Utah has a strong history of supporting the arts with the establishment of the first State Art Council, a model for all states thereafter. Our City Arts Councils are very active. Regionally, we benefit from the knowledge and funding of Western States Arts Federation (WESTAF) and on a federal level, many of Utah’s arts organizations receive support from the National Endowment for the Arts (NEA). This spring, the NEA awarded 12 organizations throughout the state over 1 million dollars as part of their Art Works grant program.

 

NEA Chairwoman Jane Chu came to Salt Lake City on May 7 to support the efforts of the Utah Division of Arts and Museums’ Mountain West Arts Conference. While here, she visited three of the spring grantees: Virginia Tanner Dance, Art Access and the Utah Arts Festival. At the end of her very busy day, I had the unique pleasure of speaking with her for a few moments—from one art champion to another.

 

SLUG: After visiting Virginia Tanner Dance, Art Access and the Utah Arts Festival, what is your impression of these programs in comparison to what you’re seeing on a national level?
Jane Chu: These three organizations really have their ear to the ground on what would be the most meaningful approach to be able to express their art form and to spark vitality. It’s not a one-size-fits-all format, it’s customized for their community.”

 

SLUG: You support over 16 different disciplines—how do you compare and distinguish who receive the NEA funds?
Chu: Our criteria for all art forms is artistic excellence and artistic merit. We are looking for programs that are broadening, deepening and diversifying the way we view art.

 

SLUG: What is your favorite thing the NEA does for the arts outside of awarding money?
Chu: All the partnerships. Networking with State Arts Councils, City Arts Councils and folks at WESTAF—together, we’re shaping the arts. We don’t have a Ministry of Art that tells people what art is.
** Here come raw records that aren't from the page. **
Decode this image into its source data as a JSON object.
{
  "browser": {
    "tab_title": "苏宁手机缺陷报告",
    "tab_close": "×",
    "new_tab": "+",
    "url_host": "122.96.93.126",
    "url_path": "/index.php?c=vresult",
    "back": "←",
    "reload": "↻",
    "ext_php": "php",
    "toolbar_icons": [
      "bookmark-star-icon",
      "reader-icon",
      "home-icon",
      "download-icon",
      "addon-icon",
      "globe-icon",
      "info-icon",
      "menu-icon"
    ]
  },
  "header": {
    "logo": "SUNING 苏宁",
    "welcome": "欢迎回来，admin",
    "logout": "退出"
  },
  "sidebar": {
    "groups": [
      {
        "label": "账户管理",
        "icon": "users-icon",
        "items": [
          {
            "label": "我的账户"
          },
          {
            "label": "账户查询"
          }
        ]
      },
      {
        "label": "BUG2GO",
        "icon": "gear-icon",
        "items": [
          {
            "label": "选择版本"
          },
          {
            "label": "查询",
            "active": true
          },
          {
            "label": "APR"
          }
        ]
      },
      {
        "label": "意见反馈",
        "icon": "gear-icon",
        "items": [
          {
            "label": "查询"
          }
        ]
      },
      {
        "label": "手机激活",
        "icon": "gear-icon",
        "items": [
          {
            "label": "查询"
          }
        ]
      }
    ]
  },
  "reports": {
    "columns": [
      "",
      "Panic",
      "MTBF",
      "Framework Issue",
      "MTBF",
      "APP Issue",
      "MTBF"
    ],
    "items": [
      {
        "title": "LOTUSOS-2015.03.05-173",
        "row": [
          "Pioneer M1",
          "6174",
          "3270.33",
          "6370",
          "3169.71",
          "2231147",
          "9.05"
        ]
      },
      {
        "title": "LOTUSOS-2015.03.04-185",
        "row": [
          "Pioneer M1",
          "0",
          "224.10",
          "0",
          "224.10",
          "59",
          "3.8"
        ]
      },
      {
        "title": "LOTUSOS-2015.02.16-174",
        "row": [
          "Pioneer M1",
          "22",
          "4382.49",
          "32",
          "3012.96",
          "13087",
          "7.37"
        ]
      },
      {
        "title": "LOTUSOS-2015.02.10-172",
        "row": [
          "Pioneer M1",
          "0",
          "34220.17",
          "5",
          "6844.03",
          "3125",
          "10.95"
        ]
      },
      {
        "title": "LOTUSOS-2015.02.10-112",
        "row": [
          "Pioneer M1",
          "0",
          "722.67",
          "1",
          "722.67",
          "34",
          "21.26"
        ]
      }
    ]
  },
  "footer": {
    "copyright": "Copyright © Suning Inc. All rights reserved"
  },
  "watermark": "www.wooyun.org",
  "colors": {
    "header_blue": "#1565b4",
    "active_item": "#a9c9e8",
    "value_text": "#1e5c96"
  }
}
We’re all creating that environment together.

 

SLUG: What would you say to someone that says arts should be funded through the private sector and not federal funds?
Chu: The NEA is the only national arts funder across the nation that’s thinking of all of America. So, while there are other private forms, like private philanthropy, they are focused on a particular area or interest. We don’t just fund in one place. The NEA’s goal is to make sure all Americans have the ability to access the arts. NEA is about sparking vitality, hope and spirit. While there are other forms of national arts funding, like crowd funding, it too is still subject to resources and connections. We are a giant mash up of this nation. We think about all of America and we take our dollars and create “sparks” all across the nation, from major cities to small rural areas.

 

SLUG: The NEA turns 50 years old this fall and will kick off a year long celebration highlighting its legacy. You’ve been chairwoman for almost a year, what do you want your legacy to be?
Chu: I want people to understand that art is fused in every aspect of our lives. We are a mash up of people. I myself am a giant mash up, my parents are from China, I was born in Oklahoma, and I was raised in Ohio. I welcome different perspectives. Art helps us honor our differences without forcing people to conform or have the same perspective. Art brings everyone to the table.

 

If you believe in the mission of the National Endowment of the Arts, as with any federally-regulated program, I recommend you follow them and their efforts during the legislative sessions. NEA’s support is integral to our artistic climate. I want to thank them for their efforts and for Chairwoman Chu’s time.

 

I leave you with my mantra: Support Art As It Supports You!